Starring: David Oyelowo, Tom Wilkinson, Carmen Ejogo, Oprah Winfrey, Andre Holland, Common, Cuba Gooding Jr, Stephen James
Director: Ava DuVernay
Genre: Drama
Running Time: 2 hours 7 minutes
Now Showing at Century Cinemax, Acacia Mall, Kisementi and Cinema Magic Metroplex Mall, Naalya

Selma has been one of the most anticipated movies of 2015. So much that some people are using it to score points –I overheard a guy bragging to his friends that he had already watched it, and that it was about the time Martin Luther King Jr gave his famous I Have A Dream speech… SMH!

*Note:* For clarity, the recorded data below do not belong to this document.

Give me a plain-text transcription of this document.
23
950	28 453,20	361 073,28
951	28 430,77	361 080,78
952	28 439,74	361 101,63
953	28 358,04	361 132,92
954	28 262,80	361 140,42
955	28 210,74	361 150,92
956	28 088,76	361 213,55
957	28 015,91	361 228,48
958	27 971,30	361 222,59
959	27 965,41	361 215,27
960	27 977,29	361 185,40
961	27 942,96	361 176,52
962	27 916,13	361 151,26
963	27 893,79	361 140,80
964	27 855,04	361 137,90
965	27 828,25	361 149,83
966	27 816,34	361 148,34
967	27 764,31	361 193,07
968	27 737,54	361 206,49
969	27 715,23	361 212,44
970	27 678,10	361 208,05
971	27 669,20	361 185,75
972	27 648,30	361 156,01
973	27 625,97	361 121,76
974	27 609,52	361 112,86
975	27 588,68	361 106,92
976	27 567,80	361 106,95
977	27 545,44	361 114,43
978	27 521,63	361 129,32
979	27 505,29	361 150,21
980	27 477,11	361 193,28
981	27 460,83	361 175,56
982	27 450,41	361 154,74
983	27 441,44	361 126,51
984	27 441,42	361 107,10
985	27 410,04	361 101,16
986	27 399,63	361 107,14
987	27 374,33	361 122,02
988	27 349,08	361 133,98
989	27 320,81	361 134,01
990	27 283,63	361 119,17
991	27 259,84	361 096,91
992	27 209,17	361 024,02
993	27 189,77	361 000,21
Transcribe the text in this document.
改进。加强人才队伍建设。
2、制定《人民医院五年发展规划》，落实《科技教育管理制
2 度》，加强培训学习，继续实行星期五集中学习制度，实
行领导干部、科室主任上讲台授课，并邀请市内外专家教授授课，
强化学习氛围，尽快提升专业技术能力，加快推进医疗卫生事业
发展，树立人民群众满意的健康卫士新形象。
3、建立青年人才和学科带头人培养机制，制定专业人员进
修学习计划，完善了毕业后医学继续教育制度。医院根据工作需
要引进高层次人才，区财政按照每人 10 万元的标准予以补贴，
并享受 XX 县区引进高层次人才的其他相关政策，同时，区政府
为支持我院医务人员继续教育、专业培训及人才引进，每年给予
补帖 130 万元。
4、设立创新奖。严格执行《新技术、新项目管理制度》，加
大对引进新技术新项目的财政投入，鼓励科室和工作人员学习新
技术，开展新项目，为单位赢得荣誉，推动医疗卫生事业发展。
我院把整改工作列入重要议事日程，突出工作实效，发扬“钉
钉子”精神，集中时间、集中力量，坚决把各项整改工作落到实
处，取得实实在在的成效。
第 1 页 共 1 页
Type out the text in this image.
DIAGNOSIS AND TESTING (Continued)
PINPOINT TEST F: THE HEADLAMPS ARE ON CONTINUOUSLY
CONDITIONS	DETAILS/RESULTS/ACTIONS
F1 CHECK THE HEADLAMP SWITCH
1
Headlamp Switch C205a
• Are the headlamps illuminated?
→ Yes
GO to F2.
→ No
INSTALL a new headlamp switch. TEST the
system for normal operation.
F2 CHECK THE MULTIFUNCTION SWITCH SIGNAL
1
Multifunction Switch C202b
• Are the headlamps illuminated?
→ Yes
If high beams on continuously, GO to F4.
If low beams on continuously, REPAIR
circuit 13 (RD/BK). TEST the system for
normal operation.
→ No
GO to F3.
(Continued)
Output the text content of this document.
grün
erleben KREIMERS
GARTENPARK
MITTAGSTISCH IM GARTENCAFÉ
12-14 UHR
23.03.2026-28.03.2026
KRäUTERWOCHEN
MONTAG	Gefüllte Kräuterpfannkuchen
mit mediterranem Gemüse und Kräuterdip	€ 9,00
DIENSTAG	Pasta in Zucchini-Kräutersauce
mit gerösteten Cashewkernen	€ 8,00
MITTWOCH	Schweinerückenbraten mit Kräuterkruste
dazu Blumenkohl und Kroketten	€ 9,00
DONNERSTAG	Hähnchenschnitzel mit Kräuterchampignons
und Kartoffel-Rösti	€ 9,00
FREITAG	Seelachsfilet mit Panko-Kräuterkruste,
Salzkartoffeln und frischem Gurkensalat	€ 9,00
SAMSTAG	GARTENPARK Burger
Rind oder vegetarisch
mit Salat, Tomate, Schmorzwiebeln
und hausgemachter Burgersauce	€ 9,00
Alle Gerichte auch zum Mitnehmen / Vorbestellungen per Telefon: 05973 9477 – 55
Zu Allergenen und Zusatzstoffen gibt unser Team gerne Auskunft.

I shake my head because this movie, just like the title suggests, is about the events surrounding the Selma to Montgomery marches, which happened after that speech by the way. So pity that guy’s friends. Anyway, the movie highlights what the Black community in the South had to go through to be granted the right to vote. It shows how difficult it was made for those who tried to register to vote to go through. In one scene, an old woman, Annie Lee Cooper (Winfrey) is asked very difficult questions, which she passes till they ask her an impossible one and her registration is rejected.
When King (Oyelowo) points this discrimination out to President Johnson (Wilkinson), the president does not take it seriously. Soon, rights activists are marching, being teargased (this is not a Ugandan thing after all), beaten, arrested, killed, the whole shebang. Soon the president realises these guys are not joking and has to intervene.
The movie has been received with high praise for most people, scoring 99 per cent on Rotten Tomatoes, a film review aggregator site. Of course there have been some naysayers but majority seem to have issue with the fact that four of the main characters, including King and President Johnson are British but these don’t seem to have a leg to stand on since the actors’ nationality had no effect on their acting capability. Also, if you are like Andrew Mwenda and have crammed all King’s speeches, don’t get annoyed when you realise they have been tweaked in the movie. King left the rights to his speech to only two production companies, and they don’t include any of the three that produced Selma. So Duvernay, who not only directed but wrote parts of the screenplay, had to tweak them to avoid copyright issues.
Otherwise, the movie stays true to history but makes it interesting enough for the non-history buffs. It’s also timely since this year will be the 50th anniversary of the Voting Rights Act, which was passed after the marches.